Movie Review: War Machine

Rating: 4/5

If I had to describe this film in a single word, it would be ‘seductive’. Seductive because when you hear General McMahon (played admirably by Pitt) refer to his plan for Afghanistan as ‘an effort to re-build the nation and win the trust of the people’, the lack of blatant Islamophobia in those words makes you think of him as the sole voice of reason in the War On Terror. However, the seduction makes you forget that the nation is being ‘re-built’ for quite some time now, and American troops aren’t so much part of the solution as they are the problem.

The film narrates the appointment of General Glen McMahon (a veiled version of General Stanley McChystal) as the new head of the International Security Assistance Force (ISAF) in Afghanistan. With the Afghan war running in it’s 8th year, the US Administration wants McMahon to help ‘bring it home’. The only problem is that no one has the slightest clue as to what ‘IT’ really is. The General decides to tackle the problem in Afghanistan with the doctrine of Counter-insurgency. Which requires the US forces to win the trust of the local population. Which isn’t easy as the local population considers them invaders in the first place. The series of events culminates into a Rolling-Stone article that leads to McMahon’s fall from grace.

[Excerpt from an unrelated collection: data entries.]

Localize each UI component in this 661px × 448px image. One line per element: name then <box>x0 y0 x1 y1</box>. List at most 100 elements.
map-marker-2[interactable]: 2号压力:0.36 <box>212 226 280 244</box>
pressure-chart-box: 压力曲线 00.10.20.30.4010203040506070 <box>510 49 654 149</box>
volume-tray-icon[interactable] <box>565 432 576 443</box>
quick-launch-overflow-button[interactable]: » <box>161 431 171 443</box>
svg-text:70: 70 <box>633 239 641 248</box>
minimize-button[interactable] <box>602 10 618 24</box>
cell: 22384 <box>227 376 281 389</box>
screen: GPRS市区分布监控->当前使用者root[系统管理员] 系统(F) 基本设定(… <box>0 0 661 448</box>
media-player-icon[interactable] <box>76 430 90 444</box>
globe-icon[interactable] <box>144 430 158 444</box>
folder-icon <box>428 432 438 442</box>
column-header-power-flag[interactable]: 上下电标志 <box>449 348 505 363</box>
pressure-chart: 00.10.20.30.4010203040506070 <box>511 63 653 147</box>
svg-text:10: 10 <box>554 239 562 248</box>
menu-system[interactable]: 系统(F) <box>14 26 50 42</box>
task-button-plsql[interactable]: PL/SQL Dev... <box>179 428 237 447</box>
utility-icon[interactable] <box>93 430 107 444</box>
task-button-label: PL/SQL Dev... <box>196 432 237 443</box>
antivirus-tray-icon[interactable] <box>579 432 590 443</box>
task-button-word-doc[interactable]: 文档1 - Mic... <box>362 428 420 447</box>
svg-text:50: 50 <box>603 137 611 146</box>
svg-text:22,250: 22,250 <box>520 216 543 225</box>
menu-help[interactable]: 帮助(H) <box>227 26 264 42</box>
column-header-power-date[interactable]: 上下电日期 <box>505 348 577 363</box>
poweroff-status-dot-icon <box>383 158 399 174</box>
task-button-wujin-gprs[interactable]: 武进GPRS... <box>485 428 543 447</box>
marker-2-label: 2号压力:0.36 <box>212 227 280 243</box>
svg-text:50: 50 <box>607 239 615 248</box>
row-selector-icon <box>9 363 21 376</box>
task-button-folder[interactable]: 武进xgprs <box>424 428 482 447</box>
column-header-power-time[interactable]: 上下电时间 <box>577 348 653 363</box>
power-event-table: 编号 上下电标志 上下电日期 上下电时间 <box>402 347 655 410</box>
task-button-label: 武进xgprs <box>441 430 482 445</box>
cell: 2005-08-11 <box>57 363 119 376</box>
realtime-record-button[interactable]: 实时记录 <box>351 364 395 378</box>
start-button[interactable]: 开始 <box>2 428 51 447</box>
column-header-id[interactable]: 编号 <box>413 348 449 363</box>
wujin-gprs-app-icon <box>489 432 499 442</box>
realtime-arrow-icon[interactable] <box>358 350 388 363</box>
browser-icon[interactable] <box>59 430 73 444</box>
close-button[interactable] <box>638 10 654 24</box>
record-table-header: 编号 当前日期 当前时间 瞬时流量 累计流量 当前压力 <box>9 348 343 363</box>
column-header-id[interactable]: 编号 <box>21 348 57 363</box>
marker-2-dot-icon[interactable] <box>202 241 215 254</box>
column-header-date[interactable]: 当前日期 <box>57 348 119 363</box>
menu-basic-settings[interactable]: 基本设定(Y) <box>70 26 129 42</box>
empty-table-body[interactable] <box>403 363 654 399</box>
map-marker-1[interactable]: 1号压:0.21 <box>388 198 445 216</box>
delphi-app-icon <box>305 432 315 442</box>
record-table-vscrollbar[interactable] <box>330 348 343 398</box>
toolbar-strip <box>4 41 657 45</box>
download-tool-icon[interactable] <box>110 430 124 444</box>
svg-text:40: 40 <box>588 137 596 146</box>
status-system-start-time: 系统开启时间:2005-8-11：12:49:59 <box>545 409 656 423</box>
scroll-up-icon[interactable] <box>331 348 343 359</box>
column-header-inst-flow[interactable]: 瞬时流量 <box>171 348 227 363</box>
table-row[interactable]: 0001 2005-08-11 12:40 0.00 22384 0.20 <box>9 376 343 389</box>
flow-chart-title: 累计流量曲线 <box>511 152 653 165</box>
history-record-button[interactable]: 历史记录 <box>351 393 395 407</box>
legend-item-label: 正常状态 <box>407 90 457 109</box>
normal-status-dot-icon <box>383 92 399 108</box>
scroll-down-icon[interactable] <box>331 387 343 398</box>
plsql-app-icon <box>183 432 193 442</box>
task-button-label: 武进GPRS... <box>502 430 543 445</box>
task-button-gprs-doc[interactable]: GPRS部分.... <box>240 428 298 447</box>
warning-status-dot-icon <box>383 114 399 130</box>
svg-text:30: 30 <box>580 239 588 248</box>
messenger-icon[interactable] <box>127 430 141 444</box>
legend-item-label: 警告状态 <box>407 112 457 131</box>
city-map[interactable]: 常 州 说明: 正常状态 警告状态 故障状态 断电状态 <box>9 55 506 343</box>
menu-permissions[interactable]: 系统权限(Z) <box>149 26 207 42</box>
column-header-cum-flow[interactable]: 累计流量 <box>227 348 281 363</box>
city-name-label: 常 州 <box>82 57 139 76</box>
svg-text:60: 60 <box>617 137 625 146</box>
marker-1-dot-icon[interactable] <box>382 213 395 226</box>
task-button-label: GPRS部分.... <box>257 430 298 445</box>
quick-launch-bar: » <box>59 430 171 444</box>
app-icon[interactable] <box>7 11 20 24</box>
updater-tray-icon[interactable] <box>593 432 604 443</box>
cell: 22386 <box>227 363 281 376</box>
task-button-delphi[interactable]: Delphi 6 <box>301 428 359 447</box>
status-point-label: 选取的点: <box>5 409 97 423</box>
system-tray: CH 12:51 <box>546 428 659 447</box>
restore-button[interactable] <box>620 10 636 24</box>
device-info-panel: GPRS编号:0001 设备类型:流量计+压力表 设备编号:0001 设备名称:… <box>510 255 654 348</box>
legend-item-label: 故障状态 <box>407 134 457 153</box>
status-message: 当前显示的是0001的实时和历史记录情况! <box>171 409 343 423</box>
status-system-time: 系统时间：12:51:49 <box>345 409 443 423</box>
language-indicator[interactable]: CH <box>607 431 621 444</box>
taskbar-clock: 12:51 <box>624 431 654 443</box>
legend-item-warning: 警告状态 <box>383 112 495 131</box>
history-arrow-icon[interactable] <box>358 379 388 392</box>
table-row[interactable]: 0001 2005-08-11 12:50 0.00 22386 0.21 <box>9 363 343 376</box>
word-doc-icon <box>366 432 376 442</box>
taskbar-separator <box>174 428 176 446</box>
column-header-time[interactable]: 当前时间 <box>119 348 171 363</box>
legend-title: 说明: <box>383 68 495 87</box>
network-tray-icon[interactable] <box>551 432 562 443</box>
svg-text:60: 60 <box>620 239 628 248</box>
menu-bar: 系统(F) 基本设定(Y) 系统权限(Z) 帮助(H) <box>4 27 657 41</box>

The film is an adaption of Michael Hasting’s book ‘The Operators’ and while it starts out as a spoof on the War on Terror, it slowly begins to take on a more sombre tone. The conversation between Tilda Swinton (playing a German reporter) and Brad Pitt is particularly revealing as General McMahon’s seemingly well-intentioned doctrine is scrutinized with brutal honesty and genuine fear. The film is guilty of being inconsistent in projecting McMahon as either a lunatic or a genius (distinctions than often coincide), but the sharp wit and humor of the film make up for such inconsistencies. The question the film tries to answer is, whether the Bull can really ask to repair the China Shop?